O criacionismo, como sabemos, tem como base a fé e qualquer pessoa tem o direito de acreditar em qualquer das milhares das teorias criacionistas que foram lançadas ao longo da história da humanidade. As teorias criacionistas vêm desde as mais antigas culturas (grega, hindu, chinesa, judaico-cristã, nagô…) Existiram tantas teorias criacionistas quantas foram as culturas da humanidade. Até que, em 1859, Charles Darwin publicou A Origem das Espécies, a obra que tornou-se a referência para a explicação científica da origem do homem.
A nomeação de um criacionista para um órgão como o Capes, responsável pela formação de professores e pelo financiamento de bolsas de mestrado e doutorado, colocou a comunidade científica brasileira e internacional muito preocupada com os rumos da ciência. Foi mais uma alarmante decisão do atual governo que expôs negativamente o nome do Brasil junto à comunidade científica. A revista “Science”, uma revista acadêmica de grande prestígio no mundo, afirmou que a nomeação de um criacionista para o Capes deixou os cientistas preocupados em relação à interferência da religião na política educacional. A revista cita ainda que Benedito Guimarães Aguiar Neto é a segunda pessoa do governo a defender abertamente o criacionismo, lembrando que a primeira é Damares Alves, a “ministra da goiabeira”, que já externou a sua proposta para que o criacionismo tome o espaço do evolucionismo nas escolas.
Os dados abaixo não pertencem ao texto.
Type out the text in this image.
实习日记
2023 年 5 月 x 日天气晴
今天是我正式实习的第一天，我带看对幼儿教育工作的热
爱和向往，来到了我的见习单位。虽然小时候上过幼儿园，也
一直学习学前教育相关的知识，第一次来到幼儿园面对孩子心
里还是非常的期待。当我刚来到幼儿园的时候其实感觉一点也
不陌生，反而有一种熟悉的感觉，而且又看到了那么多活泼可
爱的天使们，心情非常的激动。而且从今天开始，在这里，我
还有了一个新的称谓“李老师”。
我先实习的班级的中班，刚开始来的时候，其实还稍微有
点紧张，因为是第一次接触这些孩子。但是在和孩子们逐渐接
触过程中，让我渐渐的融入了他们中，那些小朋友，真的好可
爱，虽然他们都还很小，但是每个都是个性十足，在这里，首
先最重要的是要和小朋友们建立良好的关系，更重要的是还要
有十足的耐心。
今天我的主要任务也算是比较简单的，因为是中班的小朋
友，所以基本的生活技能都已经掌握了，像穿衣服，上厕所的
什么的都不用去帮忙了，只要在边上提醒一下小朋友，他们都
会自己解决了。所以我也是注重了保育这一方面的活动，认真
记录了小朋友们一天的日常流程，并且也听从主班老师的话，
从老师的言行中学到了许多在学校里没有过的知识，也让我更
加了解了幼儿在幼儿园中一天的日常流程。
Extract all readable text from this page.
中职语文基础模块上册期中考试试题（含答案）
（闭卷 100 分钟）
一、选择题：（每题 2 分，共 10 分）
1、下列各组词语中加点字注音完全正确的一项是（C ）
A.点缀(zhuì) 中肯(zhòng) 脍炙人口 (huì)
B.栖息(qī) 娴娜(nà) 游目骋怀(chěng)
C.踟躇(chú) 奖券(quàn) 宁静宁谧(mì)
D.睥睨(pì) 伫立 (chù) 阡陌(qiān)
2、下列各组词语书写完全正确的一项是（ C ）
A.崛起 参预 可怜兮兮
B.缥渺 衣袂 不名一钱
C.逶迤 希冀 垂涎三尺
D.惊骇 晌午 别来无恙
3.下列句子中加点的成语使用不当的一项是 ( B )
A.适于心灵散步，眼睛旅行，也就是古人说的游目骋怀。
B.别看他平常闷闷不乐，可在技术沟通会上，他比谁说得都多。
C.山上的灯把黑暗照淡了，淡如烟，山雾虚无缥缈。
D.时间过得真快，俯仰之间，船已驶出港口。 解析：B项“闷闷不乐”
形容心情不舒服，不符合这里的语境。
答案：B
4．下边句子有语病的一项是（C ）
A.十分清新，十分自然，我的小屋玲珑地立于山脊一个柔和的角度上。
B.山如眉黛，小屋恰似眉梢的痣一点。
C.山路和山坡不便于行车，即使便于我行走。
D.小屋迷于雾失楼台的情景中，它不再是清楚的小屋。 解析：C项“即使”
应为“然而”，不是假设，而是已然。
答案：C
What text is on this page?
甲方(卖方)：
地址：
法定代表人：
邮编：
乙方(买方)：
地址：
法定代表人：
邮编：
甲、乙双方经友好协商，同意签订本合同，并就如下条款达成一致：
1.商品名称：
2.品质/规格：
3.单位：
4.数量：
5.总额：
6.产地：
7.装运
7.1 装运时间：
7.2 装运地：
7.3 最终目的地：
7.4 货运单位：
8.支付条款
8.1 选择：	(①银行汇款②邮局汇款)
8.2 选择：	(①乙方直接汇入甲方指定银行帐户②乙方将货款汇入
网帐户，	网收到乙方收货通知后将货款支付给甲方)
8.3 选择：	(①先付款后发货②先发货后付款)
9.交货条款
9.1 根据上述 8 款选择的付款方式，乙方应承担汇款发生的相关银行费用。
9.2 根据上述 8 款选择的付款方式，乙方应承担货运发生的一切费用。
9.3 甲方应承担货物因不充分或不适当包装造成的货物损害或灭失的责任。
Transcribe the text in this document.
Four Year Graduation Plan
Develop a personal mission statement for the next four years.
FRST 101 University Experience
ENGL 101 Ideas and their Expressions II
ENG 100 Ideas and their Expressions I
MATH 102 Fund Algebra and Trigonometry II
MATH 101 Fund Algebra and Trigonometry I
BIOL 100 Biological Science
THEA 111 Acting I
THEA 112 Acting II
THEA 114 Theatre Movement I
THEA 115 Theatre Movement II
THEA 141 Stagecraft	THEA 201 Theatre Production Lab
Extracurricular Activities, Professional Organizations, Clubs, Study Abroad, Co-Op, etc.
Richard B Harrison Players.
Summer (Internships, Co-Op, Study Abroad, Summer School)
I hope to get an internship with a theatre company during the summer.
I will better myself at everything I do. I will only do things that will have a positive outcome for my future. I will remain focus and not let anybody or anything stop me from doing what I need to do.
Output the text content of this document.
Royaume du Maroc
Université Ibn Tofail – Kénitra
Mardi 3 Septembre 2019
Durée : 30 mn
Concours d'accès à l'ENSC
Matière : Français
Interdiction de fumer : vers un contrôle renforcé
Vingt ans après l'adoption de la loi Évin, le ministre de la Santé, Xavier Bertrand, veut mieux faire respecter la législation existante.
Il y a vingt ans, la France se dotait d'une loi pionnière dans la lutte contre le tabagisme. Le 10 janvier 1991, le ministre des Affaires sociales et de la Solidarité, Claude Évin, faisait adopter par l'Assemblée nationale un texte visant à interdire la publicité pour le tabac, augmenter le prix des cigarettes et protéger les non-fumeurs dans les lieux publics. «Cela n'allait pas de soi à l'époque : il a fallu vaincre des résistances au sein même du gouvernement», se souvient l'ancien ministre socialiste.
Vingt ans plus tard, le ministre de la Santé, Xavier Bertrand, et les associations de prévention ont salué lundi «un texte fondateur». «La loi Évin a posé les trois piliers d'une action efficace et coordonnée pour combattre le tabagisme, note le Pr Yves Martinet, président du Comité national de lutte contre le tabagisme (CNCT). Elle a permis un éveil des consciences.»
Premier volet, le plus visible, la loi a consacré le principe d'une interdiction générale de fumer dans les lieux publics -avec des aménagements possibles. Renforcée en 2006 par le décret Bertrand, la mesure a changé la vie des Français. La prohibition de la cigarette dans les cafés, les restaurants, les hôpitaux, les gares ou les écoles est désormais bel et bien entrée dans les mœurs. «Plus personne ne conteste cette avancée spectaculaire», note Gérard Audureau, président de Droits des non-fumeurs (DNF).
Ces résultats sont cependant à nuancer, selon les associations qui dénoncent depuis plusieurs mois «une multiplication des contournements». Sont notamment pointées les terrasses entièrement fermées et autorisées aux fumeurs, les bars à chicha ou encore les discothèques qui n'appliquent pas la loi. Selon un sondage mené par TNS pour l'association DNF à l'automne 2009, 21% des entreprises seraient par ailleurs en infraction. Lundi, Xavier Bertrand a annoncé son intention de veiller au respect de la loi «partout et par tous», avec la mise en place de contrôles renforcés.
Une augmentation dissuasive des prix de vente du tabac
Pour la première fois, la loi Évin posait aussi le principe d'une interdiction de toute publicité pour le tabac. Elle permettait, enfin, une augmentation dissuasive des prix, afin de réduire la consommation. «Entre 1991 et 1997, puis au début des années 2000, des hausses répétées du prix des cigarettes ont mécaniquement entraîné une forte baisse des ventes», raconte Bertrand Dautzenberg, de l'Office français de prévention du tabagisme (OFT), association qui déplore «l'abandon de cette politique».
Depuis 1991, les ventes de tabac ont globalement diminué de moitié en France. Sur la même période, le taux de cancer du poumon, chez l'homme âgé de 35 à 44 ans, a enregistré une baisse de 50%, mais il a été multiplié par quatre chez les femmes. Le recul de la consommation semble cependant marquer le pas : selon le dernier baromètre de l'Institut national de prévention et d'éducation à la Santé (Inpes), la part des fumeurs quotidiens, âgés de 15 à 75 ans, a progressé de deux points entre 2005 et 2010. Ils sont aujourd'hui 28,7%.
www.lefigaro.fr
E sabe-se ainda que seria a interferência de uma determinada religião, de um determinado criacionismo, o que contraria totalmente o preceito constitucional, tanto da laicidade do Estado como do ensino. Porque, quando se fala de criacionismo, não existe apenas o criacionismo que é revelado na Bíblia. Poderia, por exemplo, tratar-se do criacionismo da tradição do povo nagô, que foi até apresentado no enredo da Beija-flor em 1978.
Parece que em pleno século XXI, teremos que voltar a tempos em que a ignorância das autoridades que possuem o poder, porém não possuem a razão (como dizia Galileu), terá que ser enfrentada cada vez mais. Depois do terraplanismo como dogma bolsonarista, agora teremos que enfrentar o criacionismo, que deve ser respeitado dentro de “cada caixa”, ou seja, em cada religião específica. Porém, sem jamais extrapolar a sua seara, que é a da fé. Há cientistas que acreditaram e ainda acreditam em Deus. Nada contra. Porém, na condição de cientistas, esses devem seguir um outro ensinamento de Galileu, que dizia: “Não me sinto obrigado a acreditar que o mesmo Deus que nos dotou de sentidos, razão e intelecto, pretenda que não os utilizemos.”